L’idée était sur la table depuis un moment, mais elle s’est concrétisée début d’année afin de réagir à la perte de volume qu’enregistre tout le marché du bio. Objectif affiché des promotions? Tripler le volume. Et ça fonctionne. “Certains produits mieux que d’autres”, confesse Géraud Strens. Certaines promotions ont même permis d’exploser le volume moyen. Un exemple? Le miel belge de campagne qui a enregistré une hausse de 1.000% sur deux semaines. Autre promotion plus provisoire: celle qui s’applique au “produit découverte” et permet de bénéficier d’une réduction du 10% sur les produits qui entrent en magasin. “La mise en place des promotions est l’une des plus grosses stratégies marketing que l’on a mises en place ces dernières années”, poursuit le fondateur qui a également développé un programme de fidélité. Celui-ci permet d’accumuler des points afin de profiter d’une réduction de 5 euros tous les 500 points. Grâce à ce programme de fidélité, huit clients sur dix sont connus du système et peuvent dès lors être identifiés. “A terme, on pourrait même proposer des promotions personnalisées.”

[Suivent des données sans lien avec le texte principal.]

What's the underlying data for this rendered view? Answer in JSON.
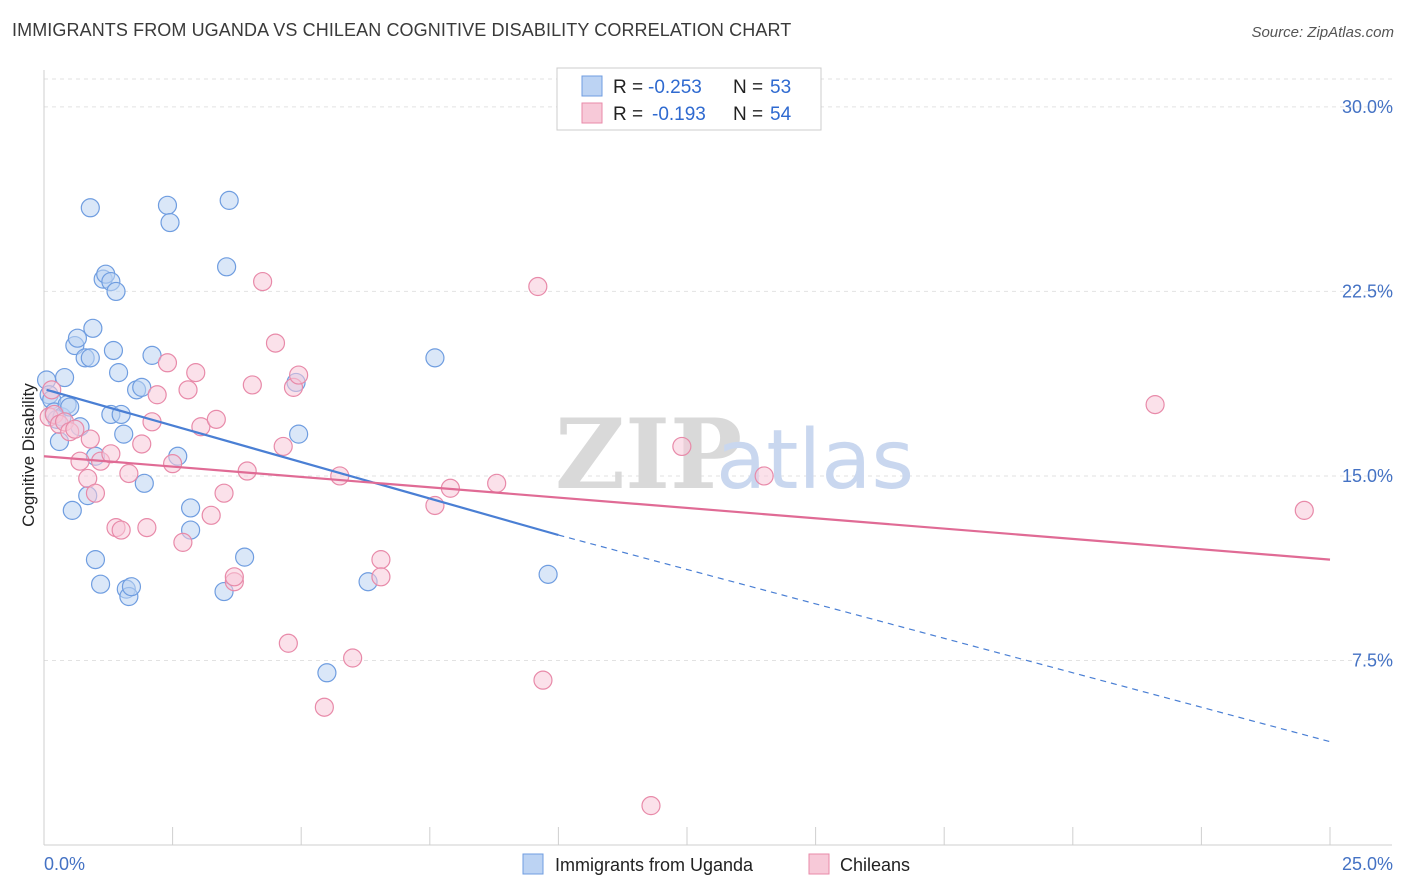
{
  "title": "IMMIGRANTS FROM UGANDA VS CHILEAN COGNITIVE DISABILITY CORRELATION CHART",
  "source": "Source: ZipAtlas.com",
  "watermark": {
    "zip": "ZIP",
    "atlas": "atlas"
  },
  "legend": {
    "r_label": "R =",
    "n_label": "N =",
    "entries": [
      {
        "r": "-0.253",
        "n": "53",
        "color": "#6f9de0",
        "fill": "#bcd3f3"
      },
      {
        "r": "-0.193",
        "n": "54",
        "color": "#e88aa9",
        "fill": "#f7c9d8"
      }
    ]
  },
  "bottom_legend": [
    "Immigrants from Uganda",
    "Chileans"
  ],
  "chart_data": {
    "type": "scatter",
    "xlabel": "",
    "ylabel": "Cognitive Disability",
    "xlim": [
      0,
      25
    ],
    "ylim": [
      0,
      31.5
    ],
    "x_tick_labels": [
      "0.0%",
      "25.0%"
    ],
    "y_ticks": [
      7.5,
      15.0,
      22.5,
      30.0
    ],
    "y_tick_labels": [
      "7.5%",
      "15.0%",
      "22.5%",
      "30.0%"
    ],
    "grid": true,
    "series": [
      {
        "name": "Immigrants from Uganda",
        "color": "#4a7fd4",
        "points": [
          [
            0.05,
            18.9
          ],
          [
            0.1,
            18.3
          ],
          [
            0.15,
            18.1
          ],
          [
            0.2,
            17.6
          ],
          [
            0.25,
            17.3
          ],
          [
            0.3,
            16.4
          ],
          [
            0.35,
            17.4
          ],
          [
            0.4,
            19.0
          ],
          [
            0.45,
            17.9
          ],
          [
            0.5,
            17.8
          ],
          [
            0.55,
            13.6
          ],
          [
            0.6,
            20.3
          ],
          [
            0.65,
            20.6
          ],
          [
            0.7,
            17.0
          ],
          [
            0.8,
            19.8
          ],
          [
            0.85,
            14.2
          ],
          [
            0.9,
            25.9
          ],
          [
            0.9,
            19.8
          ],
          [
            0.95,
            21.0
          ],
          [
            1.0,
            11.6
          ],
          [
            1.0,
            15.8
          ],
          [
            1.1,
            10.6
          ],
          [
            1.15,
            23.0
          ],
          [
            1.2,
            23.2
          ],
          [
            1.3,
            17.5
          ],
          [
            1.3,
            22.9
          ],
          [
            1.35,
            20.1
          ],
          [
            1.4,
            22.5
          ],
          [
            1.45,
            19.2
          ],
          [
            1.5,
            17.5
          ],
          [
            1.55,
            16.7
          ],
          [
            1.6,
            10.4
          ],
          [
            1.65,
            10.1
          ],
          [
            1.7,
            10.5
          ],
          [
            1.8,
            18.5
          ],
          [
            1.9,
            18.6
          ],
          [
            1.95,
            14.7
          ],
          [
            2.1,
            19.9
          ],
          [
            2.4,
            26.0
          ],
          [
            2.45,
            25.3
          ],
          [
            2.6,
            15.8
          ],
          [
            2.85,
            13.7
          ],
          [
            2.85,
            12.8
          ],
          [
            3.5,
            10.3
          ],
          [
            3.55,
            23.5
          ],
          [
            3.6,
            26.2
          ],
          [
            3.9,
            11.7
          ],
          [
            4.9,
            18.8
          ],
          [
            4.95,
            16.7
          ],
          [
            5.5,
            7.0
          ],
          [
            6.3,
            10.7
          ],
          [
            7.6,
            19.8
          ],
          [
            9.8,
            11.0
          ]
        ],
        "trend": {
          "x1": 0.05,
          "y1": 18.5,
          "x2": 10.0,
          "y2": 12.6,
          "dash_to_x": 25.0,
          "dash_to_y": 4.2
        }
      },
      {
        "name": "Chileans",
        "color": "#e06b95",
        "points": [
          [
            0.1,
            17.4
          ],
          [
            0.15,
            18.5
          ],
          [
            0.2,
            17.5
          ],
          [
            0.3,
            17.1
          ],
          [
            0.4,
            17.2
          ],
          [
            0.5,
            16.8
          ],
          [
            0.6,
            16.9
          ],
          [
            0.7,
            15.6
          ],
          [
            0.85,
            14.9
          ],
          [
            0.9,
            16.5
          ],
          [
            1.0,
            14.3
          ],
          [
            1.1,
            15.6
          ],
          [
            1.3,
            15.9
          ],
          [
            1.4,
            12.9
          ],
          [
            1.5,
            12.8
          ],
          [
            1.65,
            15.1
          ],
          [
            1.9,
            16.3
          ],
          [
            2.0,
            12.9
          ],
          [
            2.1,
            17.2
          ],
          [
            2.2,
            18.3
          ],
          [
            2.4,
            19.6
          ],
          [
            2.5,
            15.5
          ],
          [
            2.7,
            12.3
          ],
          [
            2.8,
            18.5
          ],
          [
            2.95,
            19.2
          ],
          [
            3.05,
            17.0
          ],
          [
            3.25,
            13.4
          ],
          [
            3.35,
            17.3
          ],
          [
            3.5,
            14.3
          ],
          [
            3.7,
            10.7
          ],
          [
            3.7,
            10.9
          ],
          [
            3.95,
            15.2
          ],
          [
            4.05,
            18.7
          ],
          [
            4.25,
            22.9
          ],
          [
            4.5,
            20.4
          ],
          [
            4.65,
            16.2
          ],
          [
            4.75,
            8.2
          ],
          [
            4.85,
            18.6
          ],
          [
            4.95,
            19.1
          ],
          [
            5.45,
            5.6
          ],
          [
            5.75,
            15.0
          ],
          [
            6.0,
            7.6
          ],
          [
            6.55,
            11.6
          ],
          [
            6.55,
            10.9
          ],
          [
            7.6,
            13.8
          ],
          [
            7.9,
            14.5
          ],
          [
            8.8,
            14.7
          ],
          [
            9.6,
            22.7
          ],
          [
            9.7,
            6.7
          ],
          [
            11.8,
            1.6
          ],
          [
            12.4,
            16.2
          ],
          [
            14.0,
            15.0
          ],
          [
            21.6,
            17.9
          ],
          [
            24.5,
            13.6
          ]
        ],
        "trend": {
          "x1": 0.0,
          "y1": 15.8,
          "x2": 25.0,
          "y2": 11.6
        }
      }
    ]
  }
}
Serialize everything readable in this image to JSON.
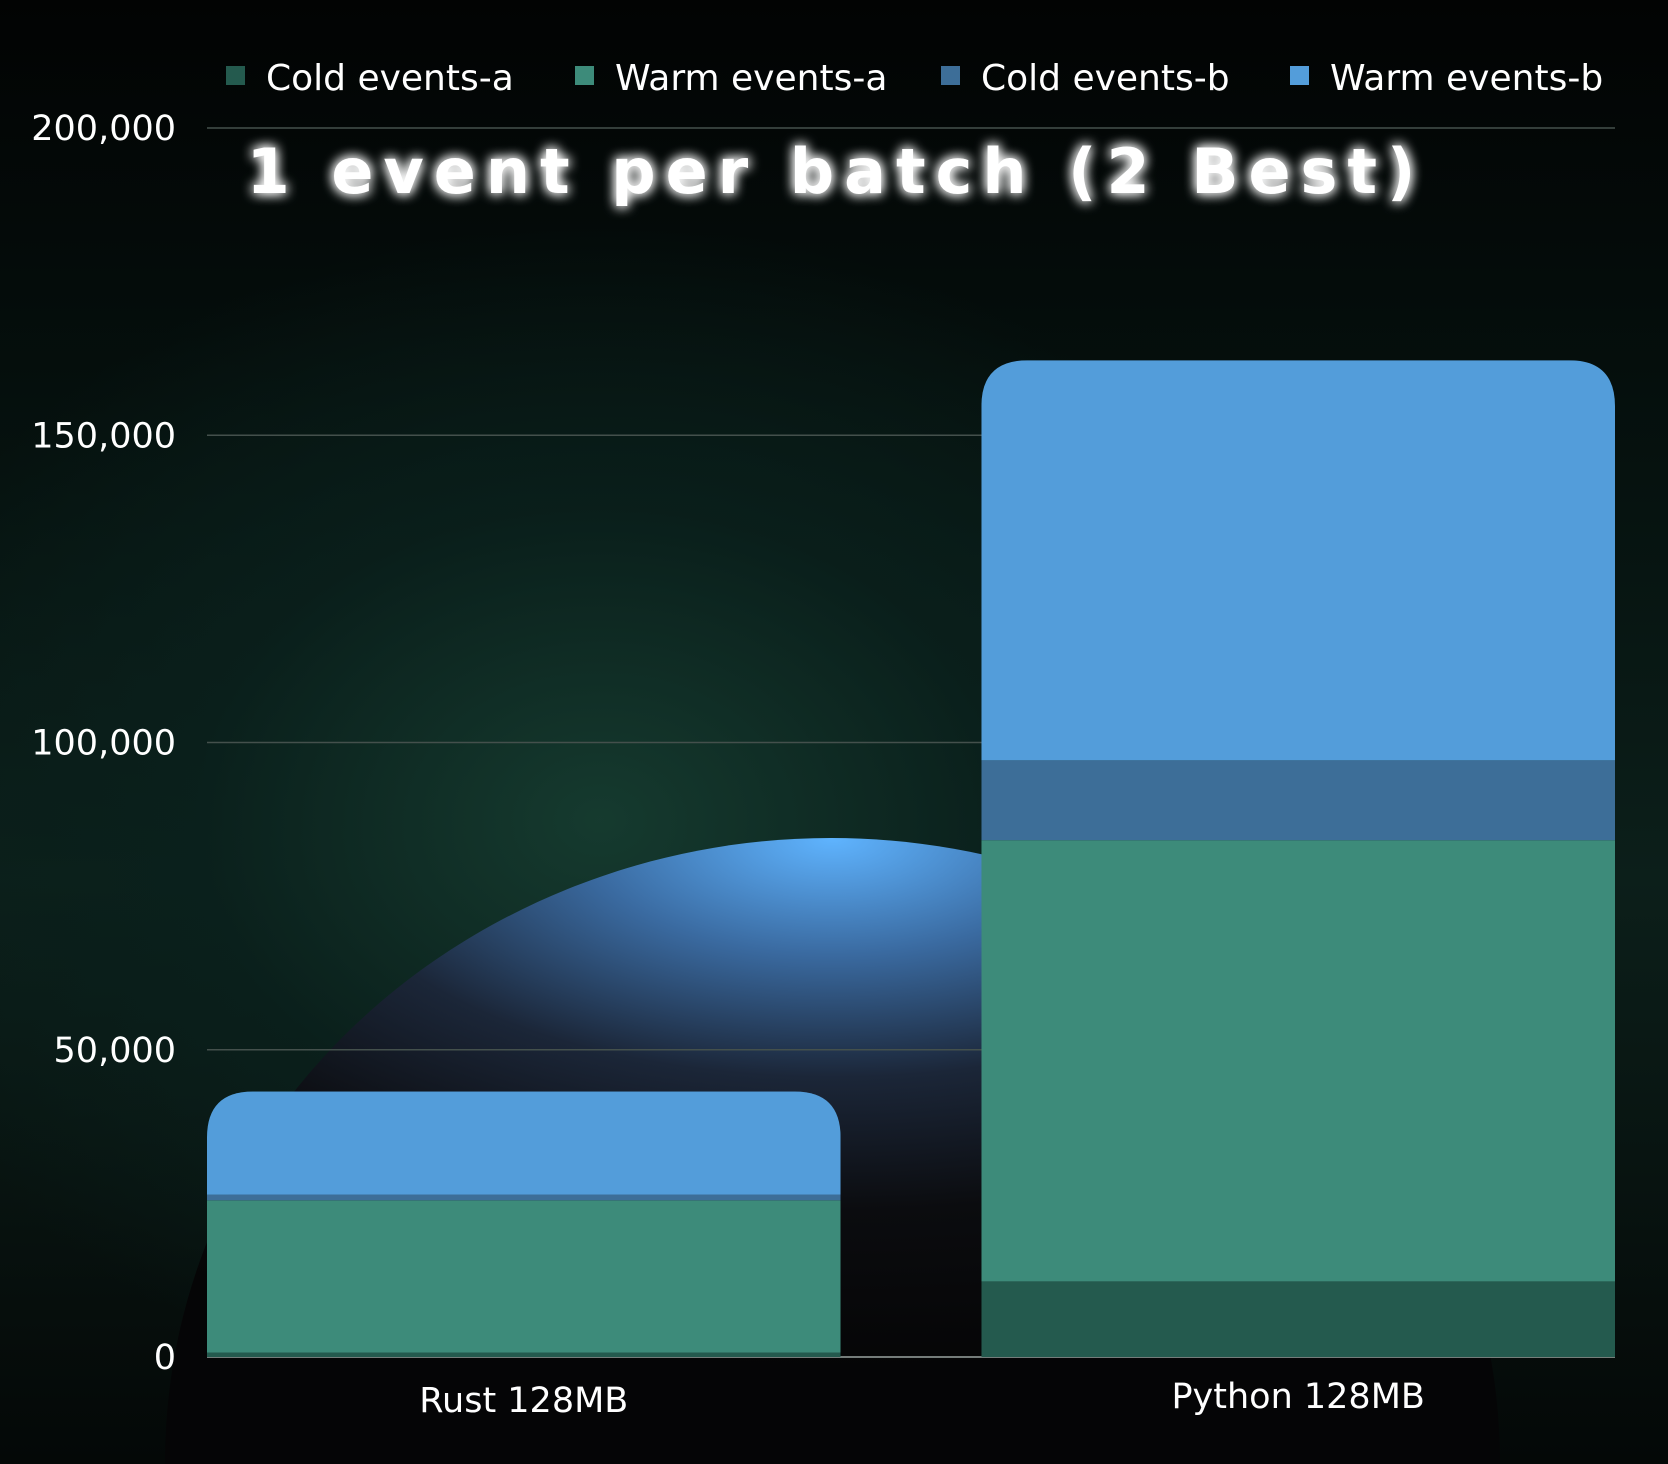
{
  "chart_data": {
    "type": "bar",
    "stacked": true,
    "title": "1 event per batch (2 Best)",
    "categories": [
      "Rust 128MB",
      "Python 128MB"
    ],
    "series": [
      {
        "name": "Cold events-a",
        "color": "#245a4e",
        "values": [
          700,
          12300
        ]
      },
      {
        "name": "Warm events-a",
        "color": "#3d8b7a",
        "values": [
          24800,
          71800
        ]
      },
      {
        "name": "Cold events-b",
        "color": "#3d6e98",
        "values": [
          900,
          13000
        ]
      },
      {
        "name": "Warm events-b",
        "color": "#539dda",
        "values": [
          16800,
          65100
        ]
      }
    ],
    "y_ticks": [
      "0",
      "50,000",
      "100,000",
      "150,000",
      "200,000"
    ],
    "ylim": [
      0,
      200000
    ],
    "grid": true,
    "legend_position": "top"
  }
}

Cette stratégie promotionnelle s’inscrit dans la volonté de consolider l’entreprise après deux années assez compliquées pour le marché du bio. Si le chiffre d’affaires a atteint un sommet en 2021, l’entreprise a souffert de la crise de 2022. “Nous nous sommes stabilisés l’année dernière, mais il faut maintenant consolider le groupe pour continuer à évoluer”, note l’entrepreneur. En 2023, Ekivrac a connu une reprise de la fréquentation et une hausse des ventes, avec une augmentation de 10% de sa base de clientèle depuis le début de l’année.